The Office of Inspector General periodically issues special advisory bulletins to provide guidance to the health care industry to prevent fraud and abuse and promote high standards of ethical and lawful conduct. The new special advisory bulletin -- The Effect of Exclusion From Participation in Federal Health Care Programs -- also will be published soon as a Federal Register notice.

Both the Health Insurance Portability and Accountability Act of 1996 and the Balanced Budget Act of 1997 expanded and strengthened the Office of Inspector General's exclusion authorities.

One of the most significant changes has been the expansion of the Office of Inspector General's exclusion authority beyond Department of Health and Human Services' programs, such as Medicare and Medicaid, to all federal health care programs, including those administered by the Department of Veterans Affairs and the Department of Defense. The only federal health care program not covered by the Office of Inspector General's exclusion authority is the Federal Employees Health Benefits Program.

The Office of Inspector General also has the authority to impose civil money penalties against excluded individuals and entities that seek reimbursement from federal health care programs and health care providers that employ or enter into contracts with excluded individuals to provide items or services to federal program beneficiaries. In both cases, civil money penalties of $10,000 for each item or service furnished by the excluded individual may be imposed, and the responsible party may have to pay three times the amount claimed for each item or service.

The prohibition against federal program payment for items or services furnished by excluded individuals and entities extends to payment for administrative and management services not directly related to patient care. In short, no federal program payment may be made to cover an excluded individual's salary, expenses or fringe benefits, regardless of whether they provide direct patient care. The payment prohibition applies whether federal payment results from itemized claims, cost reports, fee schedules or a prospective-payment system.

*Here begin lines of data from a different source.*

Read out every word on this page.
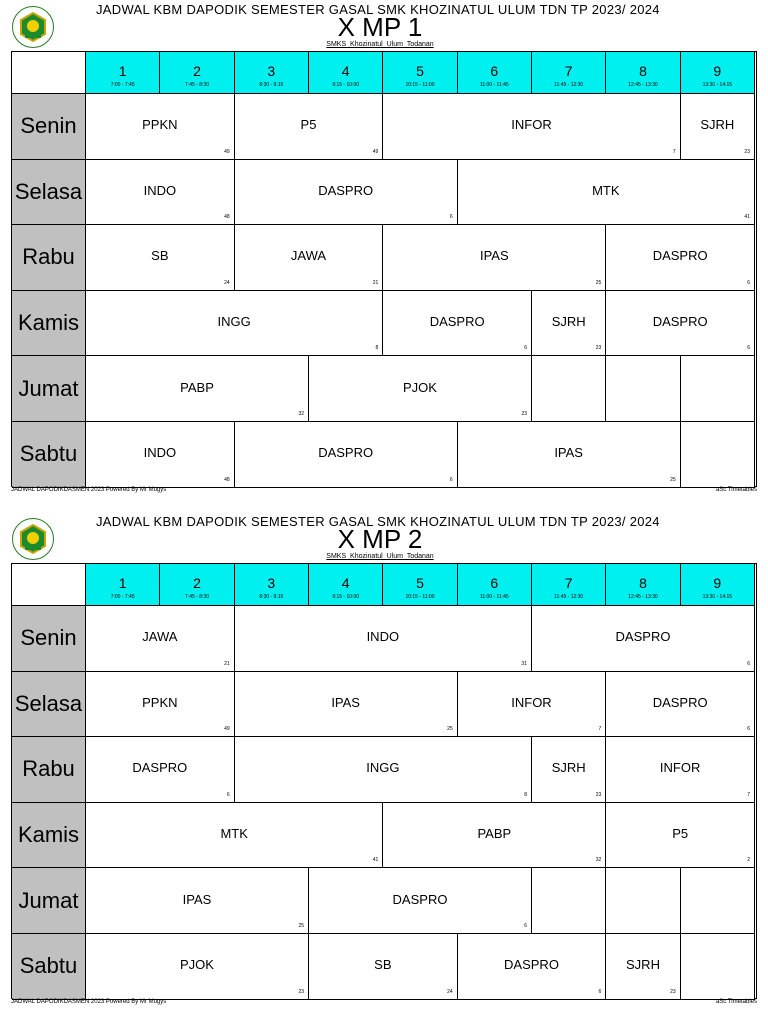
JADWAL KBM DAPODIK SEMESTER GASAL SMK KHOZINATUL ULUM TDN TP 2023/ 2024
X MP 1
SMKS_Khozinatul_Ulum_Todanan
1
7:00 - 7:45
2
7:45 - 8:30
3
8:30 - 9:15
4
9:15 - 10:00
5
10:15 - 11:00
6
11:00 - 11:45
7
11:45 - 12:30
8
12:45 - 13:30
9
13:30 - 14:15
Senin	PPKN
49
P5
49
INFOR
7
SJRH
23
Selasa	INDO
48
DASPRO
6
MTK
41
Rabu	SB
24
JAWA
21
IPAS
25
DASPRO
6
Kamis	INGG
8
DASPRO
6
SJRH
23
DASPRO
6
Jumat	PABP
32
PJOK
23
Sabtu	INDO
48
DASPRO
6
IPAS
25
JADWAL DAPODIKDASMEN 2023 Powered By Mr Mugys	aSc Timetables
JADWAL KBM DAPODIK SEMESTER GASAL SMK KHOZINATUL ULUM TDN TP 2023/ 2024
X MP 2
SMKS_Khozinatul_Ulum_Todanan
1
7:00 - 7:45
2
7:45 - 8:30
3
8:30 - 9:15
4
9:15 - 10:00
5
10:15 - 11:00
6
11:00 - 11:45
7
11:45 - 12:30
8
12:45 - 13:30
9
13:30 - 14:15
Senin	JAWA
21
INDO
31
DASPRO
6
Selasa	PPKN
49
IPAS
25
INFOR
7
DASPRO
6
Rabu	DASPRO
6
INGG
8
SJRH
23
INFOR
7
Kamis	MTK
41
PABP
32
P5
2
Jumat	IPAS
25
DASPRO
6
Sabtu	PJOK
23
SB
24
DASPRO
6
SJRH
23
JADWAL DAPODIKDASMEN 2023 Powered By Mr Mugys	aSc Timetables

Health care providers that receive federal health care funding may only employ an excluded individual in limited situations where the provider is able to pay the individual exclusively with non-federal funding and the items and services furnished by the excluded individual relate solely to non-federal program patients.

The following examples contained in the advisory bulletin illustrate situations that can expose excluded parties and their employers to civil money penalties:

The Office of Inspector General maintains a list of excluded individuals/entities accessible on the World Wide Web at www.hhs.gov/oig/cumsan/index.htm and urges health care providers to check the list before hiring or contracting with individuals or entities. Additionally, the Office of Inspector General recommends that health care providers periodically check the list to determine the exclusion status of current employees and contractors. The Office of Inspector General also will provide advisory opinions on specific employment or contractual arrangements that may violate the law.